Cahiers. – Comment le cinéma est-il entré dans votre vie, à la fois en tant que spectateur, et bien sûr que philosophe ? Quand vous êtes-vous mis à l’aimer et avez-vous commencé de penser que c’était un domaine digne de la philosophie ?
Gilles Deleuze. – J’ai une expérience privilégiée parce que j’ai eu deux périodes très séparées. Avant guerre, enfant, j’allais assez souvent au cinéma : il y avait, je crois, une structure familiale du cinéma, des salles à abonnement comme la salle Pleyel, on pouvait y envoyer des enfants tout seuls, je n’avais donc pas le choix du programme, et tantôt c’était Harold Lloyd ou Buster Keaton, tantôt Les Croix de bois qui m’angoissait, on redonnait même Fantômas et j’avais très peur. Ce serait curieux de chercher quelles salles ont disparu, après la guerre, dans un quartier restreint : de nouvelles salles ont surgi, mais beaucoup ont disparu.

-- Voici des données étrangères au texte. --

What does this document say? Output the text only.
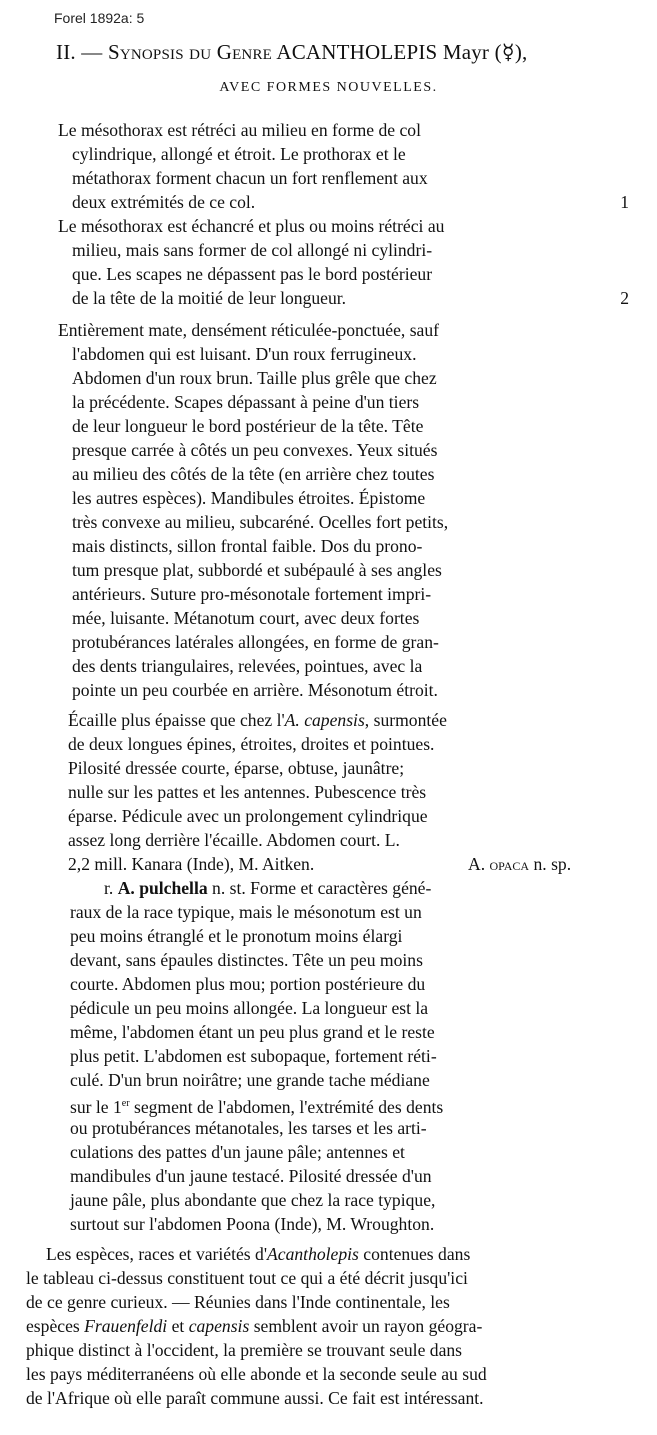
Forel 1892a: 5
II. — Synopsis du Genre ACANTHOLEPIS Mayr (☿),
AVEC FORMES NOUVELLES.
Le mésothorax est rétréci au milieu en forme de col
cylindrique, allongé et étroit. Le prothorax et le
métathorax forment chacun un fort renflement aux
deux extrémités de ce col.	1
Le mésothorax est échancré et plus ou moins rétréci au
milieu, mais sans former de col allongé ni cylindri-
que. Les scapes ne dépassent pas le bord postérieur
de la tête de la moitié de leur longueur.	2
Entièrement mate, densément réticulée-ponctuée, sauf
l'abdomen qui est luisant. D'un roux ferrugineux.
Abdomen d'un roux brun. Taille plus grêle que chez
la précédente. Scapes dépassant à peine d'un tiers
de leur longueur le bord postérieur de la tête. Tête
presque carrée à côtés un peu convexes. Yeux situés
au milieu des côtés de la tête (en arrière chez toutes
les autres espèces). Mandibules étroites. Épistome
très convexe au milieu, subcaréné. Ocelles fort petits,
mais distincts, sillon frontal faible. Dos du prono-
tum presque plat, subbordé et subépaulé à ses angles
antérieurs. Suture pro-mésonotale fortement impri-
mée, luisante. Métanotum court, avec deux fortes
protubérances latérales allongées, en forme de gran-
des dents triangulaires, relevées, pointues, avec la
pointe un peu courbée en arrière. Mésonotum étroit.
Écaille plus épaisse que chez l'A. capensis, surmontée
de deux longues épines, étroites, droites et pointues.
Pilosité dressée courte, éparse, obtuse, jaunâtre;
nulle sur les pattes et les antennes. Pubescence très
éparse. Pédicule avec un prolongement cylindrique
assez long derrière l'écaille. Abdomen court. L.
2,2 mill. Kanara (Inde), M. Aitken.	A. opaca n. sp.
r. A. pulchella n. st. Forme et caractères géné-
raux de la race typique, mais le mésonotum est un
peu moins étranglé et le pronotum moins élargi
devant, sans épaules distinctes. Tête un peu moins
courte. Abdomen plus mou; portion postérieure du
pédicule un peu moins allongée. La longueur est la
même, l'abdomen étant un peu plus grand et le reste
plus petit. L'abdomen est subopaque, fortement réti-
culé. D'un brun noirâtre; une grande tache médiane
sur le 1er segment de l'abdomen, l'extrémité des dents
ou protubérances métanotales, les tarses et les arti-
culations des pattes d'un jaune pâle; antennes et
mandibules d'un jaune testacé. Pilosité dressée d'un
jaune pâle, plus abondante que chez la race typique,
surtout sur l'abdomen Poona (Inde), M. Wroughton.
Les espèces, races et variétés d'Acantholepis contenues dans
le tableau ci-dessus constituent tout ce qui a été décrit jusqu'ici
de ce genre curieux. — Réunies dans l'Inde continentale, les
espèces Frauenfeldi et capensis semblent avoir un rayon géogra-
phique distinct à l'occident, la première se trouvant seule dans
les pays méditerranéens où elle abonde et la seconde seule au sud
de l'Afrique où elle paraît commune aussi. Ce fait est intéressant.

Et puis, après la guerre, je suis retourné au cinéma, mais d’une autre façon. J’étais étudiant en philosophie, et je n’étais pas bête au point de vouloir faire une philosophie du cinéma, mais une rencontre m’impressionnait : j’aimais des auteurs qui réclamaient qu’on introduise le mouvement dans la pensée, le « vrai » mouvement (ils dénonçaient la dialectique hégélienne comme un mouvement abstrait). Comment ne pas rencontrer le cinéma qui introduisait le « vrai » mouvement dans l’image ? Il ne s’agissait pas d’appliquer la philosophie au cinéma, mais on allait tout droit de la philosophie au cinéma. Et inversement aussi, on allait tout droit du cinéma à la philosophie. C’est que quelque chose de bizarre m’a frappé dans le cinéma : son aptitude inattendue à manifester, non pas le comportement, mais la vie spirituelle (en même temps que les comportements aberrants). La vie spirituelle, ce n’est pas le rêve ou le fantasme, qui ont toujours été des impasses du cinéma, c’est plutôt le domaine de la froide décision, de l’entêtement absolu, du choix de l’existence. Comment se fait-il que le cinéma soit si apte à fouiller la vie spirituelle ? Ça peut donner le pire, un catholicisme, un sulpicisme propre au cinéma, mais aussi le plus haut, Dreyer, Sternberg, Bresson, Rossellini, Rohmer aujourd’hui. C’est curieux comme Rohmer assigne au cinéma l’étude des sphères d’existence, l’existence esthétique de La Collectionneuse, l’existence éthique du Beau mariage, l’existence religieuse de Ma nuit chez Maud : c’est proche de Kierkegaard qui, bien avant le cinéma, éprouvait déjà le besoin d’écrire par d’étranges synopsis. Bref, le cinéma ne met pas seulement le mouvement dans l’image, il le met aussi dans l’esprit. La vie spirituelle, c’est le mouvement de l’esprit. On va tout naturellement de la philosophie au cinéma, mais aussi du cinéma à la philosophie.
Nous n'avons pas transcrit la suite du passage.